Überwiegend besteht das Repertoire jedoch aus Stücken, die in den 1920er- und 1930er-Jahren in Bratislava und Prag aufgenommen wurden, speziell jenen, des äußerst populären Schauspielers, Sängers, Komponisten und Arrangeurs František Krištof Veselý aus Bratislava, der mit 250 Kompositionen, die sich im Archiv des slowakischen Rundfunks befinden, slowakische Musikgeschichte geschrieben hat. Und damit dieses Kapitel nicht in Vergessenheit gerät, spielen die Bratislava Hot Serenaders eben jene Stücke wie etwa „Tatransky Express“, als Hommage an František Krištof Veselý, der sein Publikum auch durch gefühlvolle Interpretationen begeisterte. In einigen anderen Aufnahmen steht der Jazz und Swing-Einfluss jedoch im Vordergrund.

Veselý hat als Komponist auch in anderen Bereichen maßgebend gewirkt, wie etwa in späteren Jahren in einigen Operetten-Produktionen in seiner Heimatstadt Bratislava. Was diese Big Band, die sein musikalisches Erbe in Ehren hält, so einzigartig macht ist, dass ihre Musik und das gesamte Erscheinungsbild authentisch wirken. In der Rolle des Crooners geben sich bei den Auftritten Miloš Stancík und Jozef Kurilák sowie der slowakische Schauspieler und Sänger Milan Lasica die Ehre. Letzterer ist auf den beiden CD-Aufnahmen „Ja som optimista“ und „Celý svet sa mrací“ zu hören.

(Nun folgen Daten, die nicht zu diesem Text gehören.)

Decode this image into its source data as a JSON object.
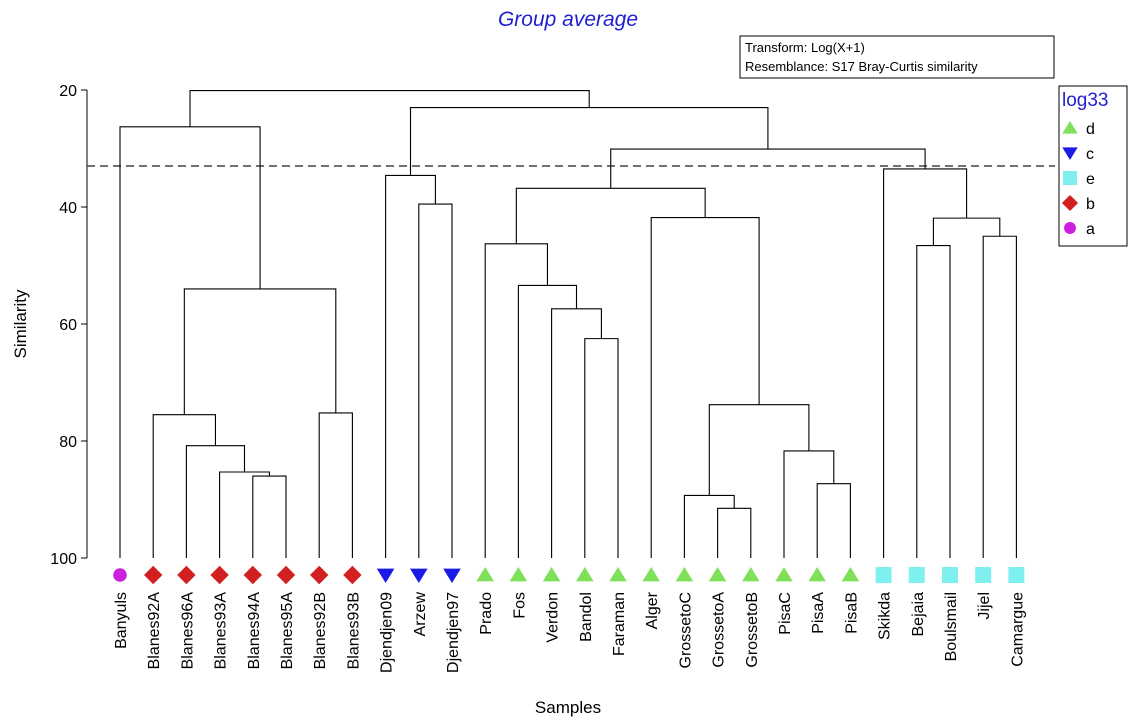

Der internationale Erfolg der Bratislava Hot Serenaders lässt sich bei Festivals wie im französischen Saint Raphael, das auf die Musik der 1920er- und 1930er-Jahre spezialisiert ist, messen. Denn dort gewann das Orchester vor einigen Jahren die renommierte Auszeichnung in Gold. In Österreich war diese Big Band bislang noch nicht zu sehen und live zu hören. Es ist zu hoffen, dass sich das in Zukunft ändern wird. Interessierten bleibt derweil jedoch der Weg nach Bratislava, dort geben die Bratislava Hot Serenaders regelmäßig Konzerte.